New combinations of therapies, using TRC105 and axitinib or TRC105 with bevacizumab, are undergoing clinical trials in other cancers (renal carcinoma) [148,149]. Furthermore, TRC105 was shown as an effective radiation sensitizer in the prostate cancer xenograft animal model [150]. Based on the above observations, clinical trials on the use of TRC in various drug combinations in patients with HCC may be expected in the coming years.
In summary, phase-I and -II clinical trials showed the insufficient efficacy of TRC105 monotherapy in HCC. While still unsatisfactory, better results were obtained in combination therapy of TRC105 with sorafenib. On the basis of preclinical tests and data from the other types of tumours, it may be expected that TRC105 therapy in combination with other promising agents, evaluated in phase-III trials as first-line and second-line treatment for HCC, will yield better results. Knowledge of liver sinusoidal ECs markers (including CD105) helped to identify novel targets of anti-angiogenic therapies and/or to understand adverse effects of some drugs used for such therapy [2,44]. Due to the high heterogeneity of pathological changes in HCC, as well as the heterogeneity of tumour evolution, an effective systemic therapy of this cancer is not yet available; this remains a goal of the precision medicine development.

7.3. Nanoparticles as a Potential Way of HCC Therapy

The therapy of various cancers with the use of nanoparticles (NPs) has become a current focus of interest. The combination of these unique NPs, possessing different physical and chemical properties, with other substances or drugs, increases the efficacy and safety of anticancer therapies compared to conventional methods. NPs can be designed to achieve the physicochemical and biological properties that are necessary to reach tumour cells while saving the healthy surrounding tissue. The data describing NPs anticancer activity in HCC in vitro and in vivo are not abundant in quantity, in contrast to those of other cancers [151,152].
Eco-friendly gold NPs (metal NPs), synthesized by Enterococcus spp. bacteria showed cytotoxic activity against HepG2 cell line in vitro. The anticancer activity depends on the concentration of NPs, the higher one gives the higher activity.
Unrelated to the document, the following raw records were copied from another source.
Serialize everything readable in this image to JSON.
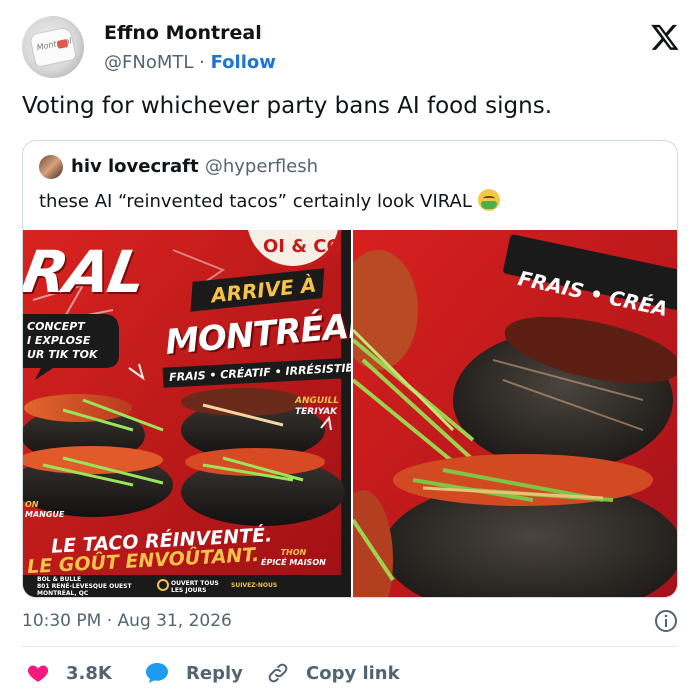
{
  "author": {
    "name": "Effno Montreal",
    "handle": "@FNoMTL",
    "separator": "·",
    "follow_label": "Follow",
    "avatar_text": "Montreal"
  },
  "tweet": {
    "text": "Voting for whichever party bans AI food signs."
  },
  "quote": {
    "name": "hiv lovecraft",
    "handle": "@hyperflesh",
    "text": "these AI “reinvented tacos” certainly look VIRAL",
    "emoji": "nauseated-face-emoji"
  },
  "poster": {
    "left": {
      "headline": "RAL",
      "badge_top": "OI & CO",
      "arrive": "ARRIVE À",
      "city": "MONTRÉAL",
      "tagline": "FRAIS • CRÉATIF • IRRÉSISTIBL",
      "concept_1": "CONCEPT",
      "concept_2": "I EXPLOSE",
      "concept_3": "UR TIK TOK",
      "anguille_1": "ANGUILL",
      "anguille_2": "TERIYAK",
      "side_1": "ON",
      "side_2": "MANGUE",
      "slogan_1": "LE TACO RÉINVENTÉ.",
      "slogan_2": "LE GOÛT ENVOÛTANT.",
      "thon_1": "THON",
      "thon_2": "ÉPICÉ MAISON",
      "addr_1": "BOL & BULLE",
      "addr_2": "801 RENÉ-LEVESQUE OUEST",
      "addr_3": "MONTRÉAL, QC",
      "open_1": "OUVERT TOUS",
      "open_2": "LES JOURS",
      "follow": "SUIVEZ-NOUS"
    },
    "right": {
      "banner": "FRAIS • CRÉA"
    }
  },
  "meta": {
    "time": "10:30 PM",
    "dot": "·",
    "date": "Aug 31, 2026"
  },
  "actions": {
    "likes": "3.8K",
    "reply_label": "Reply",
    "copy_label": "Copy link"
  },
  "colors": {
    "like_heart": "#f91880",
    "reply_bubble": "#1d9bf0",
    "link_blue": "#1d74d5",
    "poster_red": "#c91d1d"
  }
}
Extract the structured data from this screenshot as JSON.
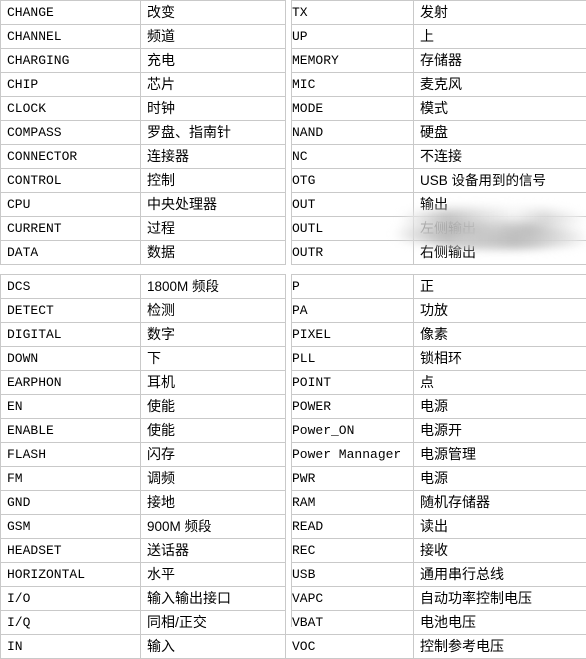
{
  "document": {
    "kind": "bilingual-glossary",
    "language_pair": "English-Chinese",
    "column_headers_visible": false
  },
  "tables": [
    {
      "id": "table-top",
      "rows": [
        {
          "term_a": "CHANGE",
          "meaning_a": "改变",
          "term_b": "TX",
          "meaning_b": "发射"
        },
        {
          "term_a": "CHANNEL",
          "meaning_a": "频道",
          "term_b": "UP",
          "meaning_b": "上"
        },
        {
          "term_a": "CHARGING",
          "meaning_a": "充电",
          "term_b": "MEMORY",
          "meaning_b": "存储器"
        },
        {
          "term_a": "CHIP",
          "meaning_a": "芯片",
          "term_b": "MIC",
          "meaning_b": "麦克风"
        },
        {
          "term_a": "CLOCK",
          "meaning_a": "时钟",
          "term_b": "MODE",
          "meaning_b": "模式"
        },
        {
          "term_a": "COMPASS",
          "meaning_a": "罗盘、指南针",
          "term_b": "NAND",
          "meaning_b": "硬盘"
        },
        {
          "term_a": "CONNECTOR",
          "meaning_a": "连接器",
          "term_b": "NC",
          "meaning_b": "不连接"
        },
        {
          "term_a": "CONTROL",
          "meaning_a": "控制",
          "term_b": "OTG",
          "meaning_b": "USB 设备用到的信号"
        },
        {
          "term_a": "CPU",
          "meaning_a": "中央处理器",
          "term_b": "OUT",
          "meaning_b": "输出"
        },
        {
          "term_a": "CURRENT",
          "meaning_a": "过程",
          "term_b": "OUTL",
          "meaning_b": "左侧输出"
        },
        {
          "term_a": "DATA",
          "meaning_a": "数据",
          "term_b": "OUTR",
          "meaning_b": "右侧输出"
        }
      ]
    },
    {
      "id": "table-bottom",
      "rows": [
        {
          "term_a": "DCS",
          "meaning_a": "1800M 频段",
          "term_b": "P",
          "meaning_b": "正"
        },
        {
          "term_a": "DETECT",
          "meaning_a": "检测",
          "term_b": "PA",
          "meaning_b": "功放"
        },
        {
          "term_a": "DIGITAL",
          "meaning_a": "数字",
          "term_b": "PIXEL",
          "meaning_b": "像素"
        },
        {
          "term_a": "DOWN",
          "meaning_a": "下",
          "term_b": "PLL",
          "meaning_b": "锁相环"
        },
        {
          "term_a": "EARPHON",
          "meaning_a": "耳机",
          "term_b": "POINT",
          "meaning_b": "点"
        },
        {
          "term_a": "EN",
          "meaning_a": "使能",
          "term_b": "POWER",
          "meaning_b": "电源"
        },
        {
          "term_a": "ENABLE",
          "meaning_a": "使能",
          "term_b": "Power_ON",
          "meaning_b": "电源开"
        },
        {
          "term_a": "FLASH",
          "meaning_a": "闪存",
          "term_b": "Power Mannager",
          "meaning_b": "电源管理"
        },
        {
          "term_a": "FM",
          "meaning_a": "调频",
          "term_b": "PWR",
          "meaning_b": "电源"
        },
        {
          "term_a": "GND",
          "meaning_a": "接地",
          "term_b": "RAM",
          "meaning_b": "随机存储器"
        },
        {
          "term_a": "GSM",
          "meaning_a": "900M 频段",
          "term_b": "READ",
          "meaning_b": "读出"
        },
        {
          "term_a": "HEADSET",
          "meaning_a": "送话器",
          "term_b": "REC",
          "meaning_b": "接收"
        },
        {
          "term_a": "HORIZONTAL",
          "meaning_a": "水平",
          "term_b": "USB",
          "meaning_b": "通用串行总线"
        },
        {
          "term_a": "I/O",
          "meaning_a": "输入输出接口",
          "term_b": "VAPC",
          "meaning_b": "自动功率控制电压"
        },
        {
          "term_a": "I/Q",
          "meaning_a": "同相/正交",
          "term_b": "VBAT",
          "meaning_b": "电池电压"
        },
        {
          "term_a": "IN",
          "meaning_a": "输入",
          "term_b": "VOC",
          "meaning_b": "控制参考电压"
        }
      ]
    }
  ],
  "artifacts": {
    "smudge_label": "blurred-grey-smudge-overlay",
    "smudge_note": "grey blurred streak covering OUTL / OUTR meaning cells"
  },
  "colors": {
    "background": "#ffffff",
    "text": "#000000",
    "grid_line": "#c9c9c9",
    "smudge": "#c4c4c4"
  }
}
In this study, the high efficacy was compared to standard cyclophosphamide [153]. Silver NPs, TOL-AgNPs, derived from common dandelion (Taraxacum officinale), showed high cytotoxic activity against Hep-G2 cells [154]. The other metallic oxide NPs, injectable NBTXR3 hafnium oxide NPs, are under evaluation in phase I/II clinical trial, together with stereotactic body radiation therapy (SBRT), in HCC or liver metastasis cases. First results of this study show that NBTXR3 stays within the tumour without negative effects on liver functions or the reliability of the image-guided radiation therapy [155].
Non-metallic silica NPs were used to improve the effective therapy of liver cancer. The functionalized silica nanoparticles (SLNs) were conjugated with doxorubicin via disulphide bonds, using a CPLGLAGG peptide substrate which may be split by the MMP-2 protease. In vitro and in vivo studies in HepG2 cells and HepG2 tumour-bearing mice confirmed that overexpressed MMP2 protease in tumour tissue, together with intracellular glutathione, causes rapid release of doxorubicin, leading to inhibition of tumour growth [156]. The low-density lipoprotein (LDL) modified silica NPs were used to deliver drugs such as docetaxel (DTX) and thalidomide (TDD) to HepG2 cell line. Targeting LDL receptors, overexpressed on HepG2 cell line, by nano-sized LDL/SLN/DTX/TDD increased efficacy anti-cancer effects [157]. Other lipid NPs were also used to increase the chemotherapeutic effect in xenograft-bearing mice. SP94-conjugated PEGylated liposomal doxorubicin (SP94-LD) presented a significant increase in drug accumulation in tumours, while its plasma residence time was the same as that of its non-targeted equivalent. This confirms that peptide SP94 improved therapeutic results of liposomal doxorubicin in a xenograft mouse model through enhanced tumour apoptosis and decreased angiogenesis [158,159].
In HCC cases, the association of NPs with anti-CD105 antibodies is only applicable to tumour diagnostics. The first data about anti-CD105 antibodies conjugated with gold nanoparticles was presented in 2014 in the trial of biodistribution of this complex in mice tumours. There was no observed effect on CD105-dependent tumour uptake and the efficacy of tumour targeting [160]. The combination of CD105 and NPs was used to investigate the proliferation inhibition and apoptosis promotion in MHCC-H and HepG2 hepatoma cells as a method of cell destruction. CD105-labelled docetaxel-loaded lipid microbubble (CD105-DLLM) exerted influence on MHCC-H and HepG2 hepatoma cells during ultrasound triggered microbubble destruction (UTMD). Western-blot analysis showed downregulated expression of proliferating cell nuclear antigen and apoptosis proteins, such as Caspase-3, with up-regulated expression of ERK1/2 and p38 protein in MHCC-H cells, which proves the activation of MAPK signal transduction pathway [161].
In summary, reports describing the use of NPs in HCC therapy are not abundant. However, they indicate that the combination of anticancer drugs with NPs may be a sensible method for drug delivery, as well as prevention of drug resistance. However, these require confirmation in clinical trials in human HCC cases. Such experimental therapies are now only in the initial design phase and require a long time to reach the potential widespread use. No data was found in the literature on HCC therapy that combines anti-CD105 agents with NPs and other drugs.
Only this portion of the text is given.